La négociation sociale est plutôt dynamique et, chaque année, de nombreux accords sont conclus. Il est cependant malaisé de raisonner sur l'évolution du nombre d'accords sans prendre les cycles en considération. Si une loi impose une négociation sur un sujet, nombreux seront les accords conclus l'année suivante, après quoi il faudra attendre qu'ils arrivent à leur terme pour que de nouveaux accords viennent alimenter les statistiques. Il nous faut donc rester attentifs à ces phénomènes cycliques.
Si la négociation est vivante, elle n'est pas très perceptible par nos concitoyens. Il faut en effet compter avec cette particularité française qui consiste à reprendre dans la loi les accords nationaux interprofessionnels (ANI), si bien que, dans l'esprit de nos concitoyens, l'ANI s'efface souvent derrière la loi. Ainsi, on parle de la loi de 1971 sur la formation professionnelle, en oubliant l'ANI de 1970.
Enfin, on parle de paritarisme, mais qu'en est-il de la répartition des compétences entre les organisations syndicales et professionnelles qui gèrent des fonds paritaires, les collectivités territoriales et l'État ? Ce quadripartisme rend particulièrement difficile la mise en oeuvre des politiques publiques. Plusieurs échelons de négociation sont nécessaires pour élaborer un consensus. Cela prend du temps, alors qu'il faut traiter sans tarder des thèmes tels que la formation des demandeurs d'emploi.
Nous n'avons pas d'informations sur le volume d'activité que représentent les nouvelles formes d'emploi, question que nous souhaitons étudier au sein du Conseil national de l'information statistique. L'Inspection générale des affaires sociales (IGAS) devrait bientôt publier un rapport sur l'économie collaborative : comme vous, elle nous a interrogés à ce sujet, et j'ai également eu le regret de répondre que nous ne disposions pas de données statistiques. Ce rapport se fondera donc plutôt sur des données qualitatives, ce qui est une bonne chose, car il permettra de délimiter le champ d'étude. Est-il question de pluriactifs, de multiactifs ou de personnes situées hors du champ salarial ? Nombreux, sans doute, sont ceux qui ont deux statuts : ils sont salariés et ont une activité de complément, le revenu qu'ils tirent de leur activité salariée étant insuffisant. Certains n'ont aucune activité et deviennent autoentrepreneurs ou travaillent avec une plateforme collaborative.

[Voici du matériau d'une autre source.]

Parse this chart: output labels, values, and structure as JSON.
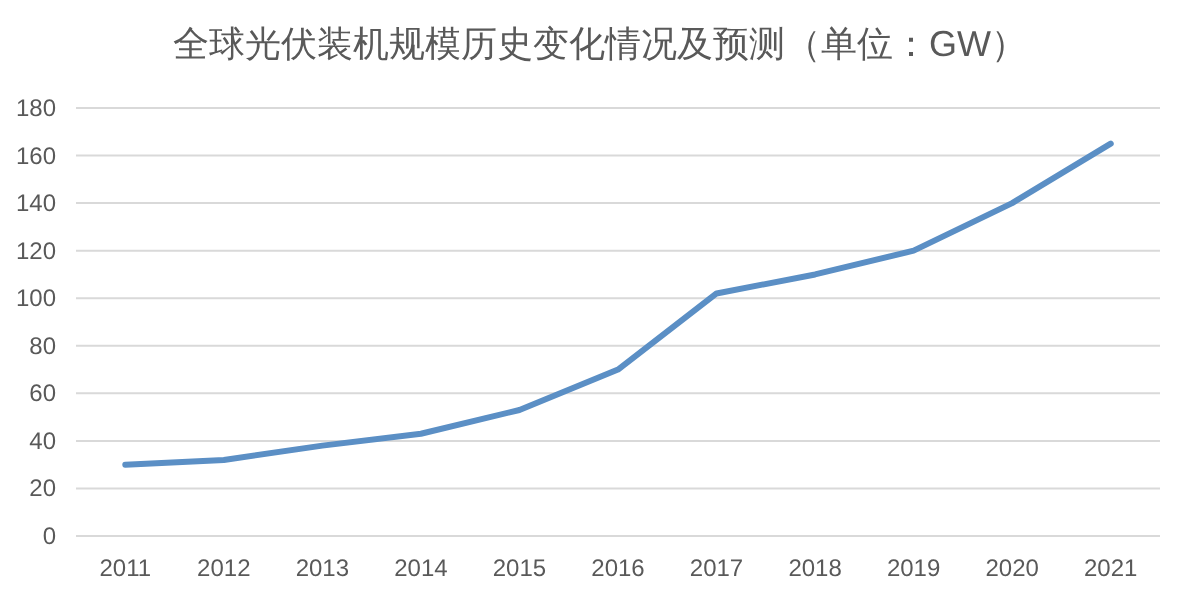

Nous pouvons tirer d'ores et déjà tirer quelques enseignements de l'observation du marché du travail : ainsi, la précarisation croissante de ceux qui ne sont pas en CDI se confirme. Faut-il voir là la préfiguration d'une nouvelle forme d'organisation de l'économie ? À l'évidence, quelque chose s'est profondément transformé dans la relation entre le consommateur et le producteur. Nous achetons désormais par des canaux totalement différents. Cela va-t-il changer durablement la nature de l'emploi et des droits qui y sont attachés ? Je n'en suis pas sûre. Peut-être sommes-nous dans une période de construction de nouveaux producteurs, dans un champ non balisé où le droit peine à s'appliquer, mais peut-être aussi allons-nous entrer petit à petit dans un cadre plus formaté et plus protégé, comme ce fut le cas en d'autres occasions. Cette hypothèse n'est pas moins envisageable que celle dans laquelle le modèle dominant du salariat s'effondre, d'autant que ce n'est pas ce que nous avons constaté aux États-Unis.